21 Mar 2016 16:00pm
WINDHOEK, 21 MAR (NAMPA) The Namibian Police Force have appealed to other countries to assist in tracing fugitive Lazarus Shaduka, who fled the country shortly after he was found guilty in December 2012 on a charge of murdering his wife.
Lieutenant-General of the Namibian Police Force (NamPol) Sebastian Ndeitunga said this during a joint media briefing with visiting International Criminal Police Organisation (Interpol) Secretary-General Jürgen Stock on Sunday.
Ndeitunga said all information about Shaduka is in circulation in Africa and the rest of the world.
He noted that the Interpol family has ways of communicating and passing information between each other, particularly when it comes to fugitives absconding justice.
We have what we call a Red Notice, which is circulated through a system called I 24/7 and it is circulated to all member countries with the information related to the fugitive, he explained.
Shaduka was convicted of murdering his wife Selma Shaimemanya in their Klein Windhoek home on 13 July 2008. He was sentenced to 20 years imprisonment.
Shaduka, who will be 47 years old this year, was not present in court when judgement was delivered on 13 December 2012 and allegedly fled to Angola via the Oshikango Border Post that same day.
The convict spent about two years in police custody on a charge of culpable homicide, which he was acquitted of and was released on a fine of N.dollars 25 000 in August 2010. However, a State appeal in the High Court had his conviction of culpable homicide set aside and he was found guilty on a charge of murder in December 2012, following a successful appeal by the State in the Windhoek Supreme Court.

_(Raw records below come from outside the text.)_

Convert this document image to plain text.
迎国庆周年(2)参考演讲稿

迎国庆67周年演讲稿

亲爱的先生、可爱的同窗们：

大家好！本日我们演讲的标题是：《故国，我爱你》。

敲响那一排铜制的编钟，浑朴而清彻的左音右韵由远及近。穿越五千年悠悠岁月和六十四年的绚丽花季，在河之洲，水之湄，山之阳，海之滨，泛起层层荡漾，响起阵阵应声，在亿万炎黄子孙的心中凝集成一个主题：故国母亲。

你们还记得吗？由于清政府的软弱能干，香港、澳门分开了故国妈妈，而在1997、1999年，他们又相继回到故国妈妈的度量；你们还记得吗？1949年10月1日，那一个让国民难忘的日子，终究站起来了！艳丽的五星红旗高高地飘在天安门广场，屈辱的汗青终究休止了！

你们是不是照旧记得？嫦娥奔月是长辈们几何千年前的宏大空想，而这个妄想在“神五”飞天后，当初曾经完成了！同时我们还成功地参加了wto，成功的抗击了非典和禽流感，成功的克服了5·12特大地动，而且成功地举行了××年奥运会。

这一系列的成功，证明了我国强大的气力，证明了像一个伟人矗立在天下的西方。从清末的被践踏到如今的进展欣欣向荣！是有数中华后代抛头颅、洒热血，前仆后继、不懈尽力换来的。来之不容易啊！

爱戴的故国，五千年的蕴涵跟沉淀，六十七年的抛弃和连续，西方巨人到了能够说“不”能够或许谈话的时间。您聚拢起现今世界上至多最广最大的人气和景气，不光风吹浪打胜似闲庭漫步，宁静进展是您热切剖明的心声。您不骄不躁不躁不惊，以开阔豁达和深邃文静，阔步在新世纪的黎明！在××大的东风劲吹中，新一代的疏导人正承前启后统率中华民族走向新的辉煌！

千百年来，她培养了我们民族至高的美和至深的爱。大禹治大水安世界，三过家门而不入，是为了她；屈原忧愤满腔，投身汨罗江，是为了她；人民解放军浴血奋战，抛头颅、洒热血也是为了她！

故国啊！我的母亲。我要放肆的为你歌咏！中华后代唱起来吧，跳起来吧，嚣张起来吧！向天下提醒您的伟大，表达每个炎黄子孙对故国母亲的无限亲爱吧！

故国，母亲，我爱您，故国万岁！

Also speaking at the media briefing, Interpol Secretary-General Jürgen Stock said international crime is more complex and international than ever.
Organised crime groups take benefits from globalisation to travel all across the globe and implement their criminal business models on a global scale.
Interpol is a kind of force enabler; we provide a platform to our 190 member countries police services to communicate in a secure way with each other to exchange information, and information is the key asset to fight organised crime or crime networks, Stock said.
The strength of Interpol, he said, is to bring information from member countries to a single border station, single police officer, customs officer and border office to identify that a criminal is travelling or is travelling using a stolen or counterfeit passport.
Interpol supports these activities and provide the platform where member countries come together, share their experience and information, which is important in tackling these types of crimes, he said.